Restitutions

Le forum sur le patrimoine africain prend ses distances avec le rapport Sarr-Savoy

Par Francine Guillou · lejournaldesarts.fr

Le 8 juillet 2019 - 556 mots

PARIS

Le forum entérine le glissement de la « restitution » du patrimoine africain vers une « circulation », plus consensuelle.

Masques Ngil Fang, Afrique équatoriale, conservés au Musée du quai Branly. © Photo Jean-Pierre Dalbéra, 2017
Masques Ngil Fang, Afrique équatoriale, conservés au Musée du quai Branly. © Photo , 2017

Conservateurs, diplomates, universitaires, archéologues, historiens de l’art, anthropologues et ethnologues : environ 200 personnes étaient réunies à Paris le 4 juillet dernier pour participer au forum « Patrimoines africains. Réussir ensemble notre nouvelle coopération culturelle » organisé conjointement par les ministères des Affaires étrangères et de la Culture.

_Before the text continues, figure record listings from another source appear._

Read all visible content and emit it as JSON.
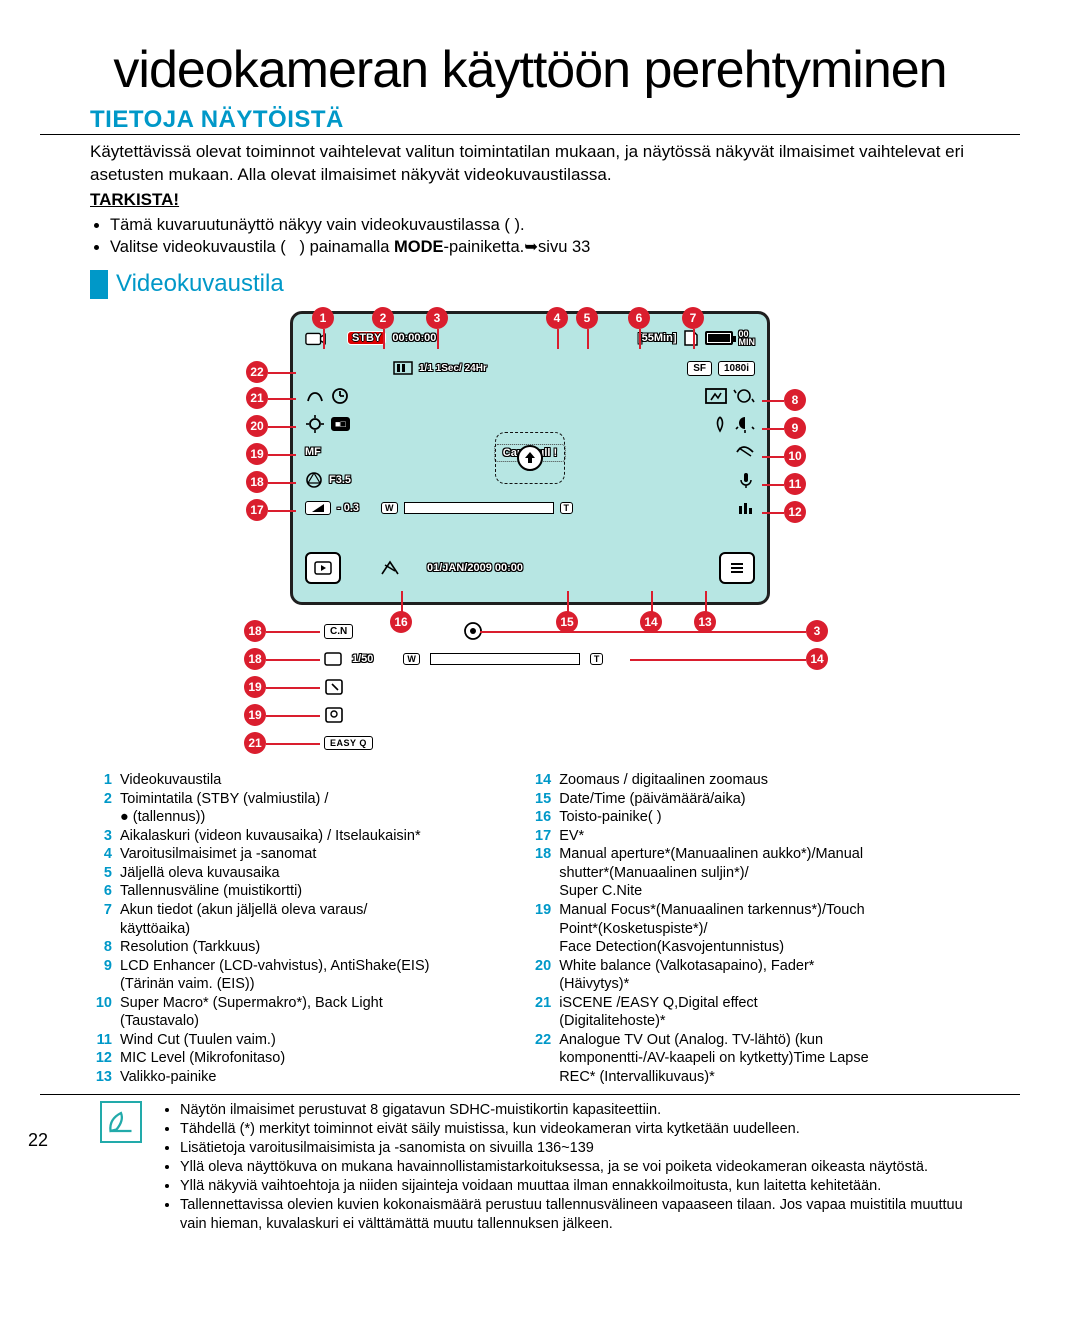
{
  "page_number": "22",
  "main_title": "videokameran käyttöön perehtyminen",
  "section_title": "TIETOJA NÄYTÖISTÄ",
  "intro_p1": "Käytettävissä olevat toiminnot vaihtelevat valitun toimintatilan mukaan, ja näytössä näkyvät ilmaisimet vaihtelevat eri asetusten mukaan. Alla olevat ilmaisimet näkyvät videokuvaustilassa.",
  "check_heading": "TARKISTA!",
  "bullets": [
    "Tämä kuvaruutunäyttö näkyy vain videokuvaustilassa (      ).",
    "Valitse videokuvaustila (      ) painamalla MODE-painiketta.➥sivu 33"
  ],
  "subsection_title": "Videokuvaustila",
  "lcd": {
    "stby": "STBY",
    "time": "00:00:00",
    "remain": "[55Min]",
    "min_badge": "00\nMIN",
    "line2_text": "1Sec/ 24Hr",
    "resolution": "1080i",
    "sf_label": "SF",
    "mf_label": "MF",
    "card_full": "Card Full !",
    "f_stop": "F3.5",
    "ev_val": "- 0.3",
    "date": "01/JAN/2009 00:00",
    "cn": "C.N",
    "shutter": "1/50",
    "easyq": "EASY Q"
  },
  "markers_top": [
    "1",
    "2",
    "3",
    "4",
    "5",
    "6",
    "7"
  ],
  "markers_right": [
    "8",
    "9",
    "10",
    "11",
    "12"
  ],
  "markers_left": [
    "22",
    "21",
    "20",
    "19",
    "18",
    "17"
  ],
  "markers_bottom_inside": [
    "16",
    "15",
    "14",
    "13"
  ],
  "aux_markers_left": [
    "18",
    "18",
    "19",
    "19",
    "21"
  ],
  "aux_markers_right": [
    "3",
    "14"
  ],
  "legend_left": [
    {
      "n": "1",
      "t": "Videokuvaustila"
    },
    {
      "n": "2",
      "t": "Toimintatila (STBY (valmiustila) /"
    },
    {
      "n": "",
      "t": "● (tallennus))"
    },
    {
      "n": "3",
      "t": "Aikalaskuri (videon kuvausaika) / Itselaukaisin*"
    },
    {
      "n": "4",
      "t": "Varoitusilmaisimet ja -sanomat"
    },
    {
      "n": "5",
      "t": "Jäljellä oleva kuvausaika"
    },
    {
      "n": "6",
      "t": "Tallennusväline (muistikortti)"
    },
    {
      "n": "7",
      "t": "Akun tiedot (akun jäljellä oleva varaus/"
    },
    {
      "n": "",
      "t": "käyttöaika)"
    },
    {
      "n": "8",
      "t": "Resolution (Tarkkuus)"
    },
    {
      "n": "9",
      "t": "LCD Enhancer (LCD-vahvistus), AntiShake(EIS)"
    },
    {
      "n": "",
      "t": "(Tärinän vaim. (EIS))"
    },
    {
      "n": "10",
      "t": "Super Macro* (Supermakro*), Back Light"
    },
    {
      "n": "",
      "t": "(Taustavalo)"
    },
    {
      "n": "11",
      "t": "Wind Cut (Tuulen vaim.)"
    },
    {
      "n": "12",
      "t": "MIC Level (Mikrofonitaso)"
    },
    {
      "n": "13",
      "t": "Valikko-painike"
    }
  ],
  "legend_right": [
    {
      "n": "14",
      "t": "Zoomaus / digitaalinen zoomaus"
    },
    {
      "n": "15",
      "t": "Date/Time (päivämäärä/aika)"
    },
    {
      "n": "16",
      "t": "Toisto-painike(     )"
    },
    {
      "n": "17",
      "t": "EV*"
    },
    {
      "n": "18",
      "t": "Manual aperture*(Manuaalinen aukko*)/Manual"
    },
    {
      "n": "",
      "t": "shutter*(Manuaalinen suljin*)/"
    },
    {
      "n": "",
      "t": "Super C.Nite"
    },
    {
      "n": "19",
      "t": "Manual Focus*(Manuaalinen tarkennus*)/Touch"
    },
    {
      "n": "",
      "t": "Point*(Kosketuspiste*)/"
    },
    {
      "n": "",
      "t": "Face Detection(Kasvojentunnistus)"
    },
    {
      "n": "20",
      "t": "White balance (Valkotasapaino), Fader*"
    },
    {
      "n": "",
      "t": "(Häivytys)*"
    },
    {
      "n": "21",
      "t": "iSCENE /EASY Q,Digital effect"
    },
    {
      "n": "",
      "t": "(Digitalitehoste)*"
    },
    {
      "n": "22",
      "t": "Analogue TV Out (Analog. TV-lähtö) (kun"
    },
    {
      "n": "",
      "t": "komponentti-/AV-kaapeli on kytketty)Time Lapse"
    },
    {
      "n": "",
      "t": "REC* (Intervallikuvaus)*"
    }
  ],
  "notes": [
    "Näytön ilmaisimet perustuvat 8 gigatavun SDHC-muistikortin kapasiteettiin.",
    "Tähdellä (*) merkityt toiminnot eivät säily muistissa, kun videokameran virta kytketään uudelleen.",
    "Lisätietoja varoitusilmaisimista ja -sanomista on sivuilla 136~139",
    "Yllä oleva näyttökuva on mukana havainnollistamistarkoituksessa, ja se voi poiketa videokameran oikeasta näytöstä.",
    "Yllä näkyviä vaihtoehtoja ja niiden sijainteja voidaan muuttaa ilman ennakkoilmoitusta, kun laitetta kehitetään.",
    "Tallennettavissa olevien kuvien kokonaismäärä perustuu tallennusvälineen vapaaseen tilaan. Jos vapaa muistitila muuttuu vain hieman, kuvalaskuri ei välttämättä muutu tallennuksen jälkeen."
  ],
  "colors": {
    "teal": "#0098c8",
    "marker": "#da1e2e",
    "lcd_bg": "#b7e6e3"
  }
}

Ce colloque était attendu depuis la remise en novembre dernier du rapport de Bénédicte Savoy et Felwine Sarr sur les restitutions d’art africain, suscitant une grande controverse dans le monde des musées et du marché de l’art par sa vision maximaliste. Le programme de la journée d’études semble avoir été construit pour rassurer les musées et éviter de parler de restitution. 

Dans son discours inaugural, le ministre de la Culture Franck Riester a ainsi résumé l’ambition de son ministère pour les musées : « Qu’ils partagent leurs chefs-d’œuvre, qu’ils les prêtent, qu’ils les déposent, qu’ils les fassent circuler », ayant bien pris soin de préciser que « rien ne serait plus étriqué que l’assignation des musées à rendre compte seulement de l’art créé sur leur sol, ou par des artistes nationaux. Ne reprochons donc pas à nos musées d’être ce qu’ils sont ».
 
Il n’a pas oublié de rassurer le marché de l’art et les collectionneurs privés. Pour le ministre, l’Etat « n’a pas vocation à prendre des mesures restrictives concernant les patrimoines africains détenus en mains privées, ni d’en limiter la circulation ou le commerce ».  

Annonçant vouloir aller vite pour la restitution de 26 œuvres d’art au Bénin annoncée en novembre dernier, Franck Riester a évoqué l’idée d’un dépôt et d’une exposition béninoise avant la promulgation d’une loi. Un empressement tempéré par José Pliya, directeur de l’Agence nationale de promotion des patrimoines et de développement du tourisme béninois, intervenant du forum : « Il ne faut pas confondre immédiateté et précipitation ». Il souhaiterait en effet attendre l’inauguration d’un nouveau musée de site dans le périmètre des Palais royaux de Dahomey pour y exposer les œuvres.

En l’absence de Bénédicte Savoy et de Felwine Sarr, le forum a surtout été l’occasion pour le réseau diplomatique français de dresser un panorama de ses actions culturelles sur le continent africain. Restauration des églises de Lalibela en Ethiopie, reconstruction des mausolées de Tombouctou, mission archéologique en République démocratique du Congo, recherches sur l’art rupestre au Zimbabwe… Un inventaire certes passionnant mais n’abordant absolument pas les thématiques de matérialité, d’éthique ou de rapport à l’objet et aux collections soulevées dans le rapport Sarr-Savoy. 

Dans l’après-midi, deux tables rondes se sont succédé sur les enjeux muséaux, notamment les problématiques de recherches de provenance. Des débats studieux et prudents où le terme de restitution n’a été que rarement prononcé.

Un chiffre a cependant permis de mesurer l’immensité de la tache des conservateurs et des historiens. 1247 : c’est le nombre de fiches biographiques à documenter sur les donateurs pour l’Afrique au Quai Branly. Un immense travail de recherche sur les personnes et les missions officielles aux XIXe et XXe siècle s’annonce. 

Entre temps, la question des restitutions devra attendre, au profit de « circulations » d’œuvres aux contours encore flous. C’est en substance le message envoyé par le forum qui sans le dire, a pris ses distances avec les préconisations radicales du rapport Sarr-Savoy.